The way is the goal
Karin Gräslund, DSAG: "We are asking for nothing less than the technical framework to be able to comply with the law and turn it into a competitive advantage." The Supply Chain Due Diligence Act (LkSG) heralds an urgently needed paradigm shift in Germany: If corporate responsibility on a voluntary level has no effects in supply chains, then specifications for human rights and environmental protection must be binding and implemented with government measures to identify risks, prevent violations, minimize them together, and end them. So much for the theory, the German-speaking SAP User Group - with the support of SAP - will now also provide the much-needed practical benefit to the LkSG.

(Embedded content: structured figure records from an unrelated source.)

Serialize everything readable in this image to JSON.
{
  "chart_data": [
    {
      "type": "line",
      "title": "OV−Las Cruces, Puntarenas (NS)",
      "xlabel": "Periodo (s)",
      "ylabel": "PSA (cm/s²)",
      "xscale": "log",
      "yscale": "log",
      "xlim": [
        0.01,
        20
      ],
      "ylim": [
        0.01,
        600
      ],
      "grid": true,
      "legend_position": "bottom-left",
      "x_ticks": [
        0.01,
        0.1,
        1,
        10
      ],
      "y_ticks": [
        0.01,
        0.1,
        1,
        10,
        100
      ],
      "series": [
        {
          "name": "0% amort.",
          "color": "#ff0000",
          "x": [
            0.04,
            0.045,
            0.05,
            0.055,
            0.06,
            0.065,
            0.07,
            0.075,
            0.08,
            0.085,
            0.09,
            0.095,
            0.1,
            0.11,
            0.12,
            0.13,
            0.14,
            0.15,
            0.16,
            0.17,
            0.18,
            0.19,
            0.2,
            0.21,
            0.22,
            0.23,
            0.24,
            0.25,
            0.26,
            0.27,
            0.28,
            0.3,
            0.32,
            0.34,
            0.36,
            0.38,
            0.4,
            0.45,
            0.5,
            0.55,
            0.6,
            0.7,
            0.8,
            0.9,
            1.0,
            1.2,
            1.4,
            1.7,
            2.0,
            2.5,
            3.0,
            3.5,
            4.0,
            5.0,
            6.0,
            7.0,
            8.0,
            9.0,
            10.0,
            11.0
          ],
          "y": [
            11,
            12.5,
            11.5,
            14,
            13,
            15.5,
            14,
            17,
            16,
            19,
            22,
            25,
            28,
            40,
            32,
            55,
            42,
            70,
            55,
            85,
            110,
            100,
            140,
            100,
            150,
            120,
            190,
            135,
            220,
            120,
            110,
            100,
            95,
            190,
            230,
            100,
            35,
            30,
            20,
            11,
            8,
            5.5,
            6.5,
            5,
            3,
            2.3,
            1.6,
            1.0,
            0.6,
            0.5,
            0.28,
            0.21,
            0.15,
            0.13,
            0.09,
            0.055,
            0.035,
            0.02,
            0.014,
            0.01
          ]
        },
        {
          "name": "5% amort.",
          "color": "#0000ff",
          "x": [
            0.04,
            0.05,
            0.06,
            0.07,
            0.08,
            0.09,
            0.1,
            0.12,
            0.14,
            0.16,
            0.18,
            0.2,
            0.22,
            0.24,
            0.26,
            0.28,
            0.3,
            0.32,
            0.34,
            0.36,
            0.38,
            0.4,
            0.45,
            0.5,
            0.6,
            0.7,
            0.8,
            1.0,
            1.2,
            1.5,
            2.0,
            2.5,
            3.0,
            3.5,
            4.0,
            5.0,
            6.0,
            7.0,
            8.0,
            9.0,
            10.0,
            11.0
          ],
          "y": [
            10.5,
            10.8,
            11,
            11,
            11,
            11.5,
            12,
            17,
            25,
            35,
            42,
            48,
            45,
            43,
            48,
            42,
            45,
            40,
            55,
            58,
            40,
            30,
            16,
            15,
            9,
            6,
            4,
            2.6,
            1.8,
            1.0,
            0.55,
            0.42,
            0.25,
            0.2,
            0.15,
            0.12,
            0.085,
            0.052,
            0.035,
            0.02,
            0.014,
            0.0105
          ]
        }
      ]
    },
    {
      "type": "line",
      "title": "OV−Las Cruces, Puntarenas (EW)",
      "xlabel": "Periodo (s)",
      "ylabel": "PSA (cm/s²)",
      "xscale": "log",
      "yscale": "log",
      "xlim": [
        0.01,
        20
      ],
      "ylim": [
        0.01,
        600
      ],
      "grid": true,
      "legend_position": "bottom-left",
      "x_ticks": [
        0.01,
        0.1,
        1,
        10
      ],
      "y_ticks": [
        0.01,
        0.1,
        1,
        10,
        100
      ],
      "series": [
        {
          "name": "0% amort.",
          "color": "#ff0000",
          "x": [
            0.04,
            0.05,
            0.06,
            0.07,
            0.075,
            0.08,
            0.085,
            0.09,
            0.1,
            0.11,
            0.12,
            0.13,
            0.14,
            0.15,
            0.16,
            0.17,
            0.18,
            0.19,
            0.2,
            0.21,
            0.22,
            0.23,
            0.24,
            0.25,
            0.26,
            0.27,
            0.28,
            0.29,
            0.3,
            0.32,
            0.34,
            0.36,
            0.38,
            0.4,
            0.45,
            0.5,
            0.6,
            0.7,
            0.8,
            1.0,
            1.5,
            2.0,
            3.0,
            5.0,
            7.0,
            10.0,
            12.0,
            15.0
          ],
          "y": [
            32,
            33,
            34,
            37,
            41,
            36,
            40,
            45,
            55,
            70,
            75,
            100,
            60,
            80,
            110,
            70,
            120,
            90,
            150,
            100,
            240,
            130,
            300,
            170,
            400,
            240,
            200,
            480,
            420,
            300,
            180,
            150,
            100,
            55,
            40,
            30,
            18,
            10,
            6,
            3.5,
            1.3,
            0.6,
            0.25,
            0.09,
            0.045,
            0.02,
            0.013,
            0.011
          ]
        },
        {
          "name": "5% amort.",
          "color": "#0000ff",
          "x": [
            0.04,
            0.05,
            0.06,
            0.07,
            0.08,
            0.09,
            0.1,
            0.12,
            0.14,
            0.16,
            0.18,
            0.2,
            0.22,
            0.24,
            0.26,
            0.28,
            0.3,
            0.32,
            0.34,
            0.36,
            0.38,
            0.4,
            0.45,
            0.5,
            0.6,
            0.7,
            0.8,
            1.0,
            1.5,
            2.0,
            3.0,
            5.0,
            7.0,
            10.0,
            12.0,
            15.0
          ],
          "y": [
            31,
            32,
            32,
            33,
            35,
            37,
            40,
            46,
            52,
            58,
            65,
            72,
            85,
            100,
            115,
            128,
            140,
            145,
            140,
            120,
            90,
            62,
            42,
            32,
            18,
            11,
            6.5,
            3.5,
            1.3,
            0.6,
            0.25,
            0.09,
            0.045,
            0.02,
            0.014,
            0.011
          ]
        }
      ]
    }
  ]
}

"After all, we all have to handle the new law optimally with the existing IT infrastructures, software licenses and maintenance contracts; because administrative work and legal requirements will continue to increase," says Karin Gräslund. The Act on Corporate Due Diligence in Supply Chains - LkSG for short (Lieferkettensorgfaltspflichtengesetz) - was passed by the German Bundestag on June 11 last year and obliges companies with their registered office or branch in Germany to observe, implement and, if necessary, punish human rights due diligence obligations within their global supply chains.
However, the due diligence obligations only apply legally to direct suppliers and, where applicable, their suppliers. In the fight against human rights violations and environmental destruction, this will help legally, but for a very practical and proactive "jolt through corporate society" this message falls far short.